Clustering as compression

(this is part of an occasional series of essays on clustering: for all posts in this topic, click here)
Numquam ponenda est pluralitas sine necessitate.
    -- Plurality must never be posited without necessity -- William of Ockham.

Clustering as compression generalizes mixture model clustering, as well as distance based methods. The central idea in this view of clustering is Occam's razor. Can you express the data as concisely as possible in a lossy manner ?

The devil in the details here is the definition of "concisely". There are two different notions of bounded space that are common, but they are actually not that different.

The information-theoretic approach.

The information theoretic approach dates back to Shannon. Consider sending information across a pipe.  How big on average does the pipe need to be in order to transmit the information ? One of Shannon's celebrated results is that this can be quantified by the mutual information of the channel, or the amount of shared information contained between the input and output. 

Thinking of mutual information as a measure of space is quite easy once you get used to it.
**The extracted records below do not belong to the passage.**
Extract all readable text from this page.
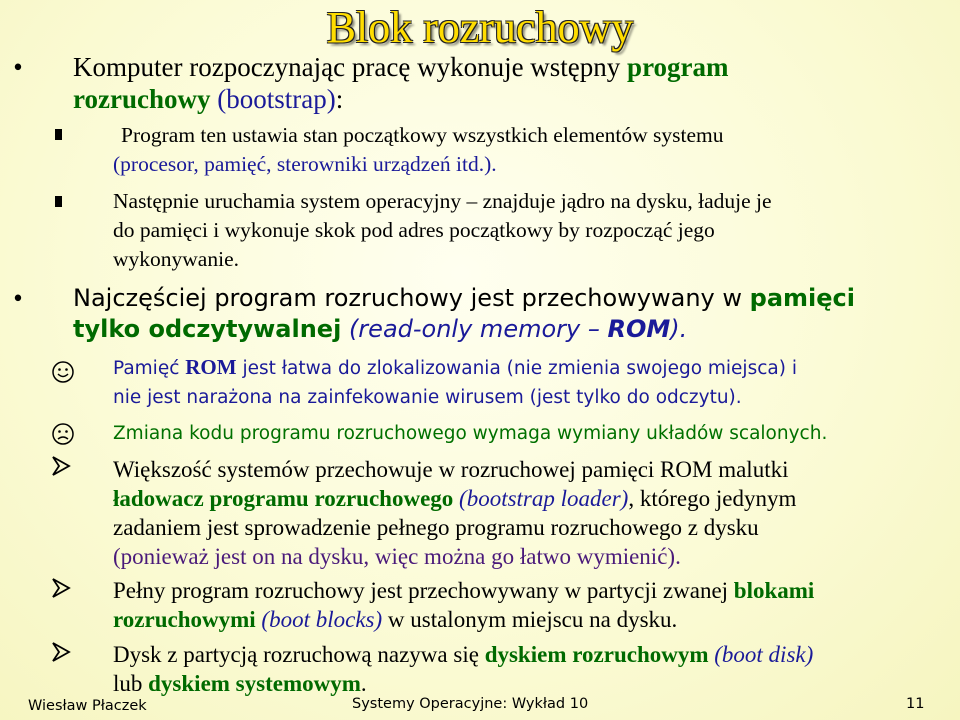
Blok rozruchowy
• Komputer rozpoczynając pracę wykonuje wstępny program
rozruchowy (bootstrap):
Program ten ustawia stan początkowy wszystkich elementów systemu
(procesor, pamięć, sterowniki urządzeń itd.).
Następnie uruchamia system operacyjny – znajduje jądro na dysku, ładuje je
do pamięci i wykonuje skok pod adres początkowy by rozpocząć jego
wykonywanie.
• Najczęściej program rozruchowy jest przechowywany w pamięci
tylko odczytywalnej (read-only memory – ROM).
Pamięć ROM jest łatwa do zlokalizowania (nie zmienia swojego miejsca) i
nie jest narażona na zainfekowanie wirusem (jest tylko do odczytu).
Zmiana kodu programu rozruchowego wymaga wymiany układów scalonych.
Większość systemów przechowuje w rozruchowej pamięci ROM malutki
ładowacz programu rozruchowego (bootstrap loader), którego jedynym
zadaniem jest sprowadzenie pełnego programu rozruchowego z dysku
(ponieważ jest on na dysku, więc można go łatwo wymienić).
Pełny program rozruchowy jest przechowywany w partycji zwanej blokami
rozruchowymi (boot blocks) w ustalonym miejscu na dysku.
Dysk z partycją rozruchową nazywa się dyskiem rozruchowym (boot disk)
lub dyskiem systemowym.
Wiesław Płaczek	Systemy Operacyjne: Wykład 10	11
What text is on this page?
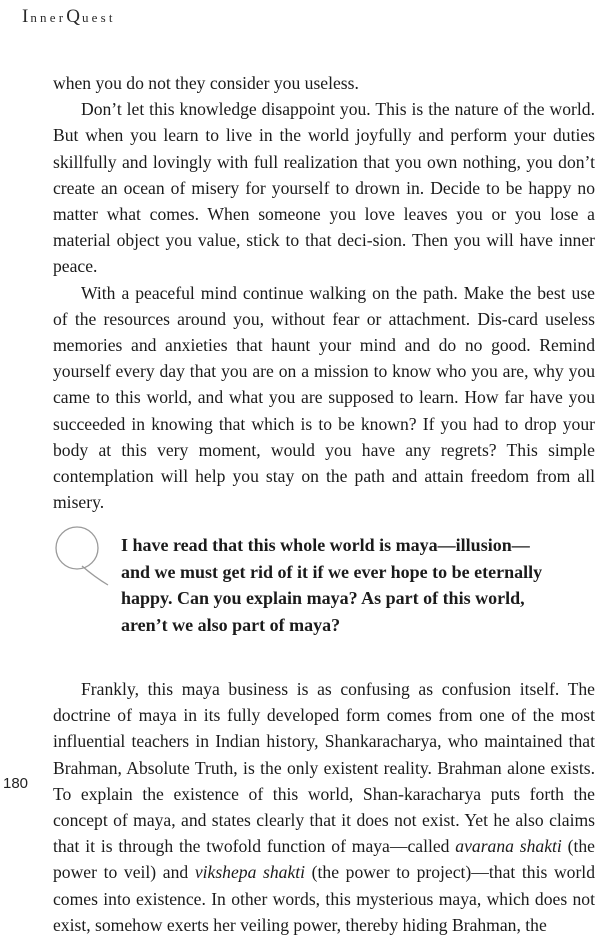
InnerQuest

when you do not they consider you useless.

Don’t let this knowledge disappoint you. This is the nature of the world. But when you learn to live in the world joyfully and perform your duties skillfully and lovingly with full realization that you own nothing, you don’t create an ocean of misery for yourself to drown in. Decide to be happy no matter what comes. When someone you love leaves you or you lose a material object you value, stick to that deci-sion. Then you will have inner peace.

With a peaceful mind continue walking on the path. Make the best use of the resources around you, without fear or attachment. Dis-card useless memories and anxieties that haunt your mind and do no good. Remind yourself every day that you are on a mission to know who you are, why you came to this world, and what you are supposed to learn. How far have you succeeded in knowing that which is to be known? If you had to drop your body at this very moment, would you have any regrets? This simple contemplation will help you stay on the path and attain freedom from all misery.

I have read that this whole world is maya—illusion—
and we must get rid of it if we ever hope to be eternally
happy. Can you explain maya? As part of this world,
aren’t we also part of maya?
180

Frankly, this maya business is as confusing as confusion itself. The doctrine of maya in its fully developed form comes from one of the most influential teachers in Indian history, Shankaracharya, who maintained that Brahman, Absolute Truth, is the only existent reality. Brahman alone exists. To explain the existence of this world, Shan-karacharya puts forth the concept of maya, and states clearly that it does not exist. Yet he also claims that it is through the twofold function of maya—called avarana shakti (the power to veil) and vikshepa shakti (the power to project)—that this world comes into existence. In other words, this mysterious maya, which does not exist, somehow exerts her veiling power, thereby hiding Brahman, the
It's helpful to consider the boundary cases. If the channel merely outputs a random flip of  the input, then the output has no information about the input and the mutual information is zero, corresponding to the idea you don't need to transmit much information through the channel.

On the other hand, if the output is a deterministic function of the input, then the mutual information of the channel equals the entropy of the source, corresponding to the idea that the channel needs to send over a complete description of the input to compute the output correctly.
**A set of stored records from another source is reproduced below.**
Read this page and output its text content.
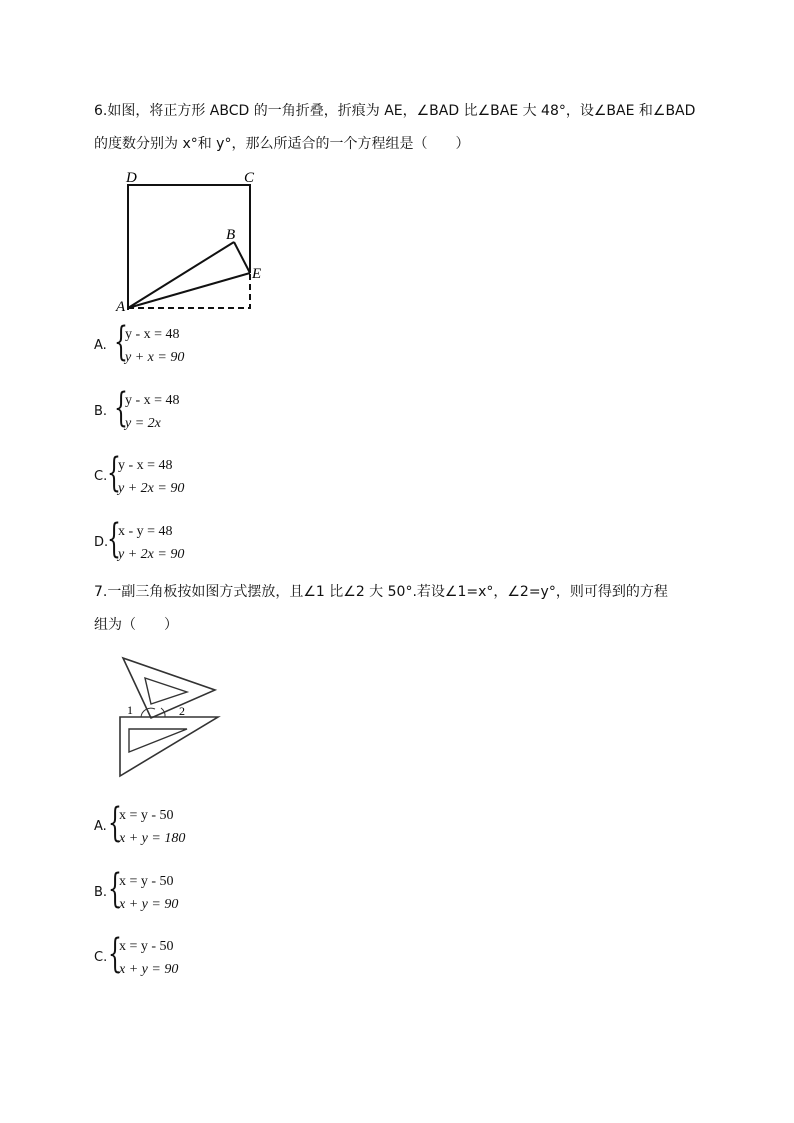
6.如图，将正方形 ABCD 的一角折叠，折痕为 AE，∠BAD 比∠BAE 大 48°，设∠BAE 和∠BAD
的度数分别为 x°和 y°，那么所适合的一个方程组是（　　）
D	C
B
E
A
A. {
y - x = 48
y + x = 90
B. {
y - x = 48
y = 2x
C. {
y - x = 48
y + 2x = 90
D.
{
x - y = 48
y + 2x = 90
7.一副三角板按如图方式摆放，且∠1 比∠2 大 50°.若设∠1=x°，∠2=y°，则可得到的方程
组为（　　）
1	2
A. {
x = y - 50
x + y = 180
B. {
x = y - 50
x + y = 90
C. {
x = y - 50
x + y = 90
What does this have to do with clustering ?  Think of the channel as the process by which the input points are mapped to clusters. In particular, the channel can be encoded by the conditional probability $p(t | x)$ of assigning a point x to cluster t. Once we have that, the mutual information $I(T;X)$ between the set of clusters T and the set of point X measures how concisely T represents X.
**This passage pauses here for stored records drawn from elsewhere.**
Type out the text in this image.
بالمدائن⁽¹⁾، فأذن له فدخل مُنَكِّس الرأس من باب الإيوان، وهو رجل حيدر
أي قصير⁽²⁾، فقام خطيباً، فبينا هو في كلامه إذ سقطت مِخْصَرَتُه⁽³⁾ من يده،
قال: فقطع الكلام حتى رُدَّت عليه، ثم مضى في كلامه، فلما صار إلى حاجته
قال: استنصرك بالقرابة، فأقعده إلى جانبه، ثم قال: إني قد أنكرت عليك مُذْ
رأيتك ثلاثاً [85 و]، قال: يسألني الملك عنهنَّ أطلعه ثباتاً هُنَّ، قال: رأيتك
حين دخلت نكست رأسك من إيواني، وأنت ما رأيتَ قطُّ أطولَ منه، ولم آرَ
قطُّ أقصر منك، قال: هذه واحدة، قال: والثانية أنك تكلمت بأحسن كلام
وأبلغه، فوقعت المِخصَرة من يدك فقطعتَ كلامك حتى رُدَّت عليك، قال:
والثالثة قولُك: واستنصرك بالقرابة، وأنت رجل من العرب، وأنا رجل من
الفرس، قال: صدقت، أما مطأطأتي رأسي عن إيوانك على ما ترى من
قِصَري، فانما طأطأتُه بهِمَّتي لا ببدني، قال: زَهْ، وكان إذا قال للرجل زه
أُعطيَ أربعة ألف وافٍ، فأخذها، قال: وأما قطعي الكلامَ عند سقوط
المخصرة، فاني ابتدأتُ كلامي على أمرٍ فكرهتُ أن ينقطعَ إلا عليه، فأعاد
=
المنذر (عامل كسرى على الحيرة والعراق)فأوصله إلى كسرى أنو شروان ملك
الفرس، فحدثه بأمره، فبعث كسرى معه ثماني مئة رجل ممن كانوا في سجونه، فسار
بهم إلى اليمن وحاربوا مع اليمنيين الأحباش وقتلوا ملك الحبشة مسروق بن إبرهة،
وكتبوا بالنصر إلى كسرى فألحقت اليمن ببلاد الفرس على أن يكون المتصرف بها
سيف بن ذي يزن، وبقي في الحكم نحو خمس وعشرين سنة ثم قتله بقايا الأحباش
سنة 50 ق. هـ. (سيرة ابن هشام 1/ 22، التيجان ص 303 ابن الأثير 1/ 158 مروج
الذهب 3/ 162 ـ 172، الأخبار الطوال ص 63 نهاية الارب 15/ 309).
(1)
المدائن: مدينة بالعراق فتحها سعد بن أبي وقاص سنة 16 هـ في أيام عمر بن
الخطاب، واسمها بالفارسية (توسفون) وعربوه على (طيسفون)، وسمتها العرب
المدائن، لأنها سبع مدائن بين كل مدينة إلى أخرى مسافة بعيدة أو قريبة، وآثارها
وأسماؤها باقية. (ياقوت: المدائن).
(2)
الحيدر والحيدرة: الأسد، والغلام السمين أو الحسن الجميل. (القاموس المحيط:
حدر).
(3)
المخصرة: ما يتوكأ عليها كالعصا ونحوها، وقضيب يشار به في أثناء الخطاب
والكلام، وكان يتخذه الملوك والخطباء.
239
There's an intuitive explanation for this as well. Suppose that points were assigned to exactly one cluster each. Then I(T;X) equals the entropy of T, which is just the average number of bits needed to write down a description of T.

But what about the quality of the embedding ? Given some distance function on the input and output domains, you can compute the expected error as the sum of p(t | x) p(x) d(x,t) over all x,t. The study of how this varies with I(T;X) yields what's known in information theory as rate-distortion theory, and for an appropriate choice of the distance measure $d$ leads to the well known Information Bottleneck Method

Kolmogorov complexity.

The second approach takes the Kolmogorov view: that compactness of description can be expressed as the size of the smallest program expressing the data.  In many ways, the Kolmogorov complexity of a string serves as a point-wise proxy for entropy, and the equivalent of mutual information can be defined as well (for more on this, see the note by Grunwald and Vitanyi)

While the rate-distortion framework can be extended to the Kolmogorov setting, it's a lot more technical, and is hard to explain in a short note such as this. An easier application of the Kolmogorov method is due to Cilibrasi and Vitanyi, who showed how to do clustering by defining a distance metric based on compression (roughly, as the complement of a normalized mutual information), and then doing hierarchical clustering.

In summary, the main value of the compression-based viewpoint is the idea of a space-quality tradeoff, as opposed to a more artificial k vs quality tradeoff.  What's nice about the information-theoretic approach is that the units for space and quality are the same, and so you don't need ugly balancing constants to compare them.

p.s There are those who might argue that the information-theoretic view of clustering is merely a kind of mixture density estimation. In a sense, this is true: specifically, the information bottleneck method can be viewed as estimating a mixture of multinomials if we reinterpret the Kullback-Leibler divergence as the associated Bregman divergence for the multinomial family . This in turn connects to methods like LDA and probabilistic PCA. However, I'd argue that the viewpoint of compression is quite different, even though the end-result looks similar, and it's the viewpoint that's valuable here.